The First Credo: Break with Your Immediate Past

Much of what has been written about brand management concentrates on consistency over time - recognizing your brand equities, and maintaining them through your marketing activities.

This is in fact out-of-date thinking in the new marketing world. Challenger brands deliberately break with their own pasts (if they have one) - they intentionally reinvent key aspects of themselves in order to force rapid reappraisal from the consumer. Sometimes this will take the form of product reinvention or it can be simply something that breaks the tradition of the "product category".

The vitality of inexperience

Many challenger brands are new and they are successful in its category. One question we might ask is that: how many of these successful challenger brands have role models to follow? Surprisingly, very few of these brands have one.

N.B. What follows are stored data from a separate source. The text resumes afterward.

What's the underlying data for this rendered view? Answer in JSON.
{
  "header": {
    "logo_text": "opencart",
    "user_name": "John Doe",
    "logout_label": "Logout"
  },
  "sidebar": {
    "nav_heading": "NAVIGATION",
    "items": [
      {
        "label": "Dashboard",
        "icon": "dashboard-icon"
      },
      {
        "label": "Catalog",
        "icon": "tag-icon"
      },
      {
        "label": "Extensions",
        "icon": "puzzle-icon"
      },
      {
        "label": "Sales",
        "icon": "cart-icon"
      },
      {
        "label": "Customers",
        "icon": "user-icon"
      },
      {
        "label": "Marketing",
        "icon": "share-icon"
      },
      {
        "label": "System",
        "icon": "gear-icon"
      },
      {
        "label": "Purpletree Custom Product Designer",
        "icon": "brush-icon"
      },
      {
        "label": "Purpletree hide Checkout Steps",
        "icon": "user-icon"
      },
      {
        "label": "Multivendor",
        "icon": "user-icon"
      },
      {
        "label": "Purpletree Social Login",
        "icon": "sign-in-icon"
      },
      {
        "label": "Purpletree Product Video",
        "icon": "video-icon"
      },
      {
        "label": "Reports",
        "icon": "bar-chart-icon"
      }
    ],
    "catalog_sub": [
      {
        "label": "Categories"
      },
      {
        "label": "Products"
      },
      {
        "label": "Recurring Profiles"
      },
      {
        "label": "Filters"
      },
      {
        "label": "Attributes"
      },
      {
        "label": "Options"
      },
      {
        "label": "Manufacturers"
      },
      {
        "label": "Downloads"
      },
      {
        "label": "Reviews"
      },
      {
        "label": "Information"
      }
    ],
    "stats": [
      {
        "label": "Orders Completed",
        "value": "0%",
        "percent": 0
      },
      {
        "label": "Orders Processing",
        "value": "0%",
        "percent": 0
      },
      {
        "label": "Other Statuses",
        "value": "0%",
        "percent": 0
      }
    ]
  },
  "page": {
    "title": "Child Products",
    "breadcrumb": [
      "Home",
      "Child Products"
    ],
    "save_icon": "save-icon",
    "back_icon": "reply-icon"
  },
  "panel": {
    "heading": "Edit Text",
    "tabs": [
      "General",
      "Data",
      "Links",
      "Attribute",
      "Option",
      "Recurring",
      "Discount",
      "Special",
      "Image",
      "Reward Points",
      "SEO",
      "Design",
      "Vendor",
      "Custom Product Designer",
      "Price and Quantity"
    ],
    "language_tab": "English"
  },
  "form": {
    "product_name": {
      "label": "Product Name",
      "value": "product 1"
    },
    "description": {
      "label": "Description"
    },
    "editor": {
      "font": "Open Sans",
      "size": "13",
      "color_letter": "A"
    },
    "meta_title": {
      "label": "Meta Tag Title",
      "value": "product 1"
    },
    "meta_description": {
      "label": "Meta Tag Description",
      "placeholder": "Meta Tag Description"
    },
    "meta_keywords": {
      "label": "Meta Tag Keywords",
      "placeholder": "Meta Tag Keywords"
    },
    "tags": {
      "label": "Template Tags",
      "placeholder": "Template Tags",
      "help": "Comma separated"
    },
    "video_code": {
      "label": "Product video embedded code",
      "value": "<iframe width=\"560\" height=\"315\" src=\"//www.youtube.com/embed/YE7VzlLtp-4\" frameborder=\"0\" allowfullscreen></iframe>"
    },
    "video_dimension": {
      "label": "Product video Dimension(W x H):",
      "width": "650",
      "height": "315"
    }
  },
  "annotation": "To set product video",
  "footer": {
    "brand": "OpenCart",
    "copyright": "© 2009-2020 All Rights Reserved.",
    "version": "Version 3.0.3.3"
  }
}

Role models. Every one knows that different product categories have their own set of ways to do business.

However, consumers do not view it this way, they view all of these are the same; in other words, what consumer experienced in one category, they expect that the same or better experience can be found in another category.

Advantage of Inexperience

The gap between what experienced marketers feel and what the consumer feels is what we want to confine here. This gap in fact creates an advantage for inexperience marketers who are new to the category: it stimulates the inexperience people to try new possibilities that the experience people afraid and cannot think of to try.

Thus, our first credo for challenger brands, is to "say goodbye to our past", even we are not new to the category [note: our aim is to be inexperienced].

Fire yourself

Not surprisingly, saying goodbye to our past is easier...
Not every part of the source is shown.